Purtroppo in alcuni nostri ambienti di servizio laico o religioso mancano questi elementi e troviamo in posizione di responsabilità persone irresponsabili e incapaci del ruolo assegnato, solo perché più grandi, questi non porta efficienza all’organizzazione ne al servizio e tanto meno alle singole persone.

Ora, detto questo, sarà importate che ognuno di noi riveda i suoi modi e il suo ruolo di superiore, educatore, comandante, responsabile che sia in famiglia o sul lavoro, nella società o nel gruppo, facendosi un vero esame personale riconoscendo i propri limiti e non riversandoli su altri. 

Una sana dose di umiltà ci aiuterà a vivere sereni, capaci di educare è comandare meglio. Severità non significa non vedere oltre, bontà non vuol dire far passare ogni cosa, ma equilibrio, valutazione della situazione, amorevolezza e serenità, aiuteranno a vivere e svolgere i nostri compiti. Per far questo si dovrà essere in pace con se stessi e se qualche problema pesa nel cuore di chi è chiamato a un ruolo di responsabilità, non gravi sui collaboratori, i dipendenti, fedeli o comunità che si serve. 
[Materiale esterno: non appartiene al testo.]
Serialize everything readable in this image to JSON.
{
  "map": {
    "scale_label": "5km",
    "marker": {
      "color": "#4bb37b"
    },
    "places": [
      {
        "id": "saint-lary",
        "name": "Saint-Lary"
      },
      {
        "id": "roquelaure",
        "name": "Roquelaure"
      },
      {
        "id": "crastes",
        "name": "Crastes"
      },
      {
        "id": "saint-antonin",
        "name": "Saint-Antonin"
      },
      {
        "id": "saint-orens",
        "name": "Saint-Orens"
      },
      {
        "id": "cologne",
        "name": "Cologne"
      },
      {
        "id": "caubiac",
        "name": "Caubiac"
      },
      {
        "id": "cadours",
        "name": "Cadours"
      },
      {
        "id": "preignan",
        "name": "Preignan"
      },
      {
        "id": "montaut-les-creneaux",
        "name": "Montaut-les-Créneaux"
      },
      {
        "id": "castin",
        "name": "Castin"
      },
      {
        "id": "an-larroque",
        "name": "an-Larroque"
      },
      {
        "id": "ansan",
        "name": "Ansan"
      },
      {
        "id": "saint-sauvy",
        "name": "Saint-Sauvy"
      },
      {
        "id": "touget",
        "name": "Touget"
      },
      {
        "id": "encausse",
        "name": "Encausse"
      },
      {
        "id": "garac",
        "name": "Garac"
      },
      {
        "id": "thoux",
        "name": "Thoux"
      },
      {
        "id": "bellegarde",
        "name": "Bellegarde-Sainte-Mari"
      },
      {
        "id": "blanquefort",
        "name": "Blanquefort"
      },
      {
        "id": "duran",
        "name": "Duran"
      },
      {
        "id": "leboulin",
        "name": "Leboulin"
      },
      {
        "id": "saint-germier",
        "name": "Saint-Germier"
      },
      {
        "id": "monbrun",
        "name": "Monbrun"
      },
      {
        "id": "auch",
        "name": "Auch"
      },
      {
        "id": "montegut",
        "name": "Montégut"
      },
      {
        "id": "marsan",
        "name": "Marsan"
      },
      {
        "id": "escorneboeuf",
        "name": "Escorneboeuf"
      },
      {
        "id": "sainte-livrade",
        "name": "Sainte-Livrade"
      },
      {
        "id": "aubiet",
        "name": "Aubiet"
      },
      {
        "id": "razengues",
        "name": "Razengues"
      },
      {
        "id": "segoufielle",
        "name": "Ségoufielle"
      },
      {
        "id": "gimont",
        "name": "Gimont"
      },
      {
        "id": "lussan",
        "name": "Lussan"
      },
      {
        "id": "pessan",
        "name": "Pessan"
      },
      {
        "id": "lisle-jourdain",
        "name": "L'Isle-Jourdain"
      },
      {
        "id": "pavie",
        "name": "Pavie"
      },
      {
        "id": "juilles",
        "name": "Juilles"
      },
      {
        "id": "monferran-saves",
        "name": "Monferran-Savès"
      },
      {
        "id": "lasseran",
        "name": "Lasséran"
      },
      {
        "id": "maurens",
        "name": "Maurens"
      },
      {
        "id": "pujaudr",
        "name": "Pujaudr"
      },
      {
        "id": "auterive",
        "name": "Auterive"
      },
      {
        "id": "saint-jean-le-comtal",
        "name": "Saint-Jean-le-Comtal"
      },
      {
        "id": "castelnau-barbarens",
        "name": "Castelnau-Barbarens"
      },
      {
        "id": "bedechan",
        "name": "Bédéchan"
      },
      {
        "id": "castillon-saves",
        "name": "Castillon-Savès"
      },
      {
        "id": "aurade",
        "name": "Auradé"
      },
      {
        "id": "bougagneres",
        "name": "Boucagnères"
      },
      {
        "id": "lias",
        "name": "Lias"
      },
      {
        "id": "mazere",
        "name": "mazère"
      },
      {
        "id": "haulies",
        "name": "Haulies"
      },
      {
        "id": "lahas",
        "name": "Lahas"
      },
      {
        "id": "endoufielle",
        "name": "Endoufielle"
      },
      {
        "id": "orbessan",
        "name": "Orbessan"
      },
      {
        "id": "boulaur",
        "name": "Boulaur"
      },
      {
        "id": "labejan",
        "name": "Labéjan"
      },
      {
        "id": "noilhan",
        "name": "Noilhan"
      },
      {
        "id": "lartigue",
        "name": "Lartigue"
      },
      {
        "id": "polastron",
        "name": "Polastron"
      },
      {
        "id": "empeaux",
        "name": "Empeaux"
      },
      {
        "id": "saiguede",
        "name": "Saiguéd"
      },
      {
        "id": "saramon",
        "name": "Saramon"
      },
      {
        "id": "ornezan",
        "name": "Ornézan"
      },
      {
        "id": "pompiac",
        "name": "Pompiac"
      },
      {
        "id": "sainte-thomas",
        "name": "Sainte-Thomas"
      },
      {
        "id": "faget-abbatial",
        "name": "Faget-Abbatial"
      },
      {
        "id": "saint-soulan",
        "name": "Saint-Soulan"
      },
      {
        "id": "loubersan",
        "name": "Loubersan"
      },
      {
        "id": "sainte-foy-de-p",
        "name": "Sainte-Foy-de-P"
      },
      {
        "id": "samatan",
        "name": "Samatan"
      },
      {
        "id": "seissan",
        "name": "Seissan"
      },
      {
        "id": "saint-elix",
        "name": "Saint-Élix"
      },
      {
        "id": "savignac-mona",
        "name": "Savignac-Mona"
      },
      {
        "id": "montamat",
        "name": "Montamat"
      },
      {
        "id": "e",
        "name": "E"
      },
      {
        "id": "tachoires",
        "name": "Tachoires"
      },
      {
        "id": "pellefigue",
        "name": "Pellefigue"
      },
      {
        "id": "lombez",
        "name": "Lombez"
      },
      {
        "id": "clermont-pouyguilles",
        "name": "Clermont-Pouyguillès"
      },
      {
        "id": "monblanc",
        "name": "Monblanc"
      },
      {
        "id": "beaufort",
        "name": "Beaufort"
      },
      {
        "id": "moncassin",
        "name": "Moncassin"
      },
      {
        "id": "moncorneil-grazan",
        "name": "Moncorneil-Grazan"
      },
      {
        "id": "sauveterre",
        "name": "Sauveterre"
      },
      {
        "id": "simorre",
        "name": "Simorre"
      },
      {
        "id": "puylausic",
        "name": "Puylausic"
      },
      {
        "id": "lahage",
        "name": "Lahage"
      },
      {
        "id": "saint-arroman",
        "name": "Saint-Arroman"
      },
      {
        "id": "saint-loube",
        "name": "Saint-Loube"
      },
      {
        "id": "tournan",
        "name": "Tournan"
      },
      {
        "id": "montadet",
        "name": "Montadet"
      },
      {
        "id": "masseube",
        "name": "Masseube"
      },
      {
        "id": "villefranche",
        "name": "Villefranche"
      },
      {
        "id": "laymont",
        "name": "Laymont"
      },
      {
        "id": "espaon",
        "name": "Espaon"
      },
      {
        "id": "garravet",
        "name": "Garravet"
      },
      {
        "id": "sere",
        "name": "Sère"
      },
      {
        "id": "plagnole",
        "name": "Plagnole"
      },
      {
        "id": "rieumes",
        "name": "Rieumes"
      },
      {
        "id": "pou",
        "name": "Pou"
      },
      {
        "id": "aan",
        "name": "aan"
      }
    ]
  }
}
“La sfida della leadership è di essere forte, ma non brutale; gentile, ma non debole; temerario ma non prepotente; riflessivo, ma non pigro; umile, ma non timido; fiero, ma non arrogante; dotato di umorismo; ma senza follia”.
(Jim Rohn)

Comandare o non comandare? Non è questo il problema il vero interesse deve essere quello di educare ma per essere educatore devi essere persona competente, seria responsabile e capace di vedere con il cuore e non solo con gli occhi e la tua credibilità ed autorità sarà autorevolezza e la stima che guadagnerai aiuterà il tuo ruolo e il tuo servizio.